Throughout the 20th Century, motorized vehicles, called ‘automobiles,’ remained as originally named, ‘horseless carriages.’ Horsepower-measured engines replaced the horse and the ‘carriage’ evolved, but human drivers remained an essential part of the equation. It is only in the past five years with the development of the driverless car that we have glimpsed, finally, a truly ‘autonomous’ automobile age.
In the February issue of Wired magazine, Tom Vanderbilt overviews the development progress of the driverless car. He notes that in addition to Google’s highly publicized self-driving car, “just about every traditional automaker is developing its own self-driving model, peppering Silicon Valley with new R&D labs to work on the challenge.” BMW, VW, Audi, Toyota, Mercedes Benz—all have succeeded in building wholly self-driving cars with varying degrees of ability to auto-pilot their way through a variety of traffic and road conditions.
Self-driving cars employ in various combinations and degrees of sophistication the following technologies: radar to track nearby objects; ‘lidar’ to ‘generate a point cloud that gives the car a 360-degree view’; lane-keeping recognition systems; night view assist systems; stereo vision to spot potential hazards and predict where they are going; GPS positioning systems for navigational purposes; and wheel encoders to measure and control speed.
Mr. Vanderbilt notes that the pace of development has been rapid: “The last time I was in a self-driving car—Stanford University’s “Junior” at the 2008 World Congress on Intelligent Transportation Systems—the VW Passat went 25 miles per hour down two closed-off blocks. Its signal achievement seemed to be stopping for a stop sign at an otherwise unoccupied intersection. Now, just a few years later, we are driving close to 70 mph with no human involvement on a busy public highway—a stunning demonstration of just how quickly, and dramatically, the horizon of possibility is expanding.”
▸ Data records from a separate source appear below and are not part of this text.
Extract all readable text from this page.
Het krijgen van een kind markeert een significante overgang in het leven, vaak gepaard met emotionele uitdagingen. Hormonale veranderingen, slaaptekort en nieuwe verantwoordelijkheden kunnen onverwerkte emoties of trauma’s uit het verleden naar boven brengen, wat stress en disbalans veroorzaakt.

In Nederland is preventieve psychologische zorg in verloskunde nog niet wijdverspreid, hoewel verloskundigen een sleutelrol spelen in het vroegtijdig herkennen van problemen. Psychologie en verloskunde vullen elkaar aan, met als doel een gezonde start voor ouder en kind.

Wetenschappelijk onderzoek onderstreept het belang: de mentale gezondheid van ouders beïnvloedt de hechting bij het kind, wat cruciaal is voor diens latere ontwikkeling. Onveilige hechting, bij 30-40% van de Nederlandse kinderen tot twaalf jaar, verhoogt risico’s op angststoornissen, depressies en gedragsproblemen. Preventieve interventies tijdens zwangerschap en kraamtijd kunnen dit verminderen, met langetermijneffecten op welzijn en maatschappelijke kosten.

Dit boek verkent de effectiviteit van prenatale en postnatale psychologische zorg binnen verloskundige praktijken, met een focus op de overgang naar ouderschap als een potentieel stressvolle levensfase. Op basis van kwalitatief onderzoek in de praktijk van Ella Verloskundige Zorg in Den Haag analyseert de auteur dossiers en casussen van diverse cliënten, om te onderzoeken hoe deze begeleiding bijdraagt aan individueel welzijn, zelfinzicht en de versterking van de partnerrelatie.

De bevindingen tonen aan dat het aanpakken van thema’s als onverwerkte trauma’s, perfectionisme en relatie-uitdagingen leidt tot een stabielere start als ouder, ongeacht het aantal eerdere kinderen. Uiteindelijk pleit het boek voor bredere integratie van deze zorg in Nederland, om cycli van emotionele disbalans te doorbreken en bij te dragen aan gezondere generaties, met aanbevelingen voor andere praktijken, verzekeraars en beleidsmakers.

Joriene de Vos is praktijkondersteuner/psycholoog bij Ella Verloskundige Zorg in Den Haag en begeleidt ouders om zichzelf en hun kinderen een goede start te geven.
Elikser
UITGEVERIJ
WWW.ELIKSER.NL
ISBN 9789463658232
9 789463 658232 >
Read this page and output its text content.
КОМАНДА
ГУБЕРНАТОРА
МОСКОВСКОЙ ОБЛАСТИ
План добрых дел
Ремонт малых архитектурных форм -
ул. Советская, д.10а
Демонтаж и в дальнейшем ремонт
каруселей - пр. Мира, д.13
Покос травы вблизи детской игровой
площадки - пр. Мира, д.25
But we aren’t there quite yet. Simple ‘low-tech’ maintenance can still bedevil the most sophisticated technological systems. Lane-detection systems, for example, require unworn lane and edge markings on the roads. Weather challenges radar and cameras. Hand-off management is unclear.
As Mr. Vanderbilt notes: “For as long as anyone, even Google, is willing to predict, cars will by necessity be semi-autonomous; human drivers will still have to play some role.” But figuring out when human drivers might still be better than automatic systems is complicated. Driving laws are fundamentally based on the concept of driver control. Thus far only Nevada has legislation permitting autonomous cars to drive legally on state highways. The legal issues are, as Mr. Vanderbilt puts it, “uncharted” territory.
And when we do fully arrive in the new ‘autonomous’ automobile age, there may be unexpected surprises. Since robotic cars are also networkable, as we relinquish driving control, the notion of individual car ‘ownership’ may become increasingly archaic. Self-driving cars may come to be seen as a service rather than an object to be owned and maintained. This promises resolution for traffic jam and parking issues, not to mention what minimal crashes would mean for happier, healthier, less risky lives.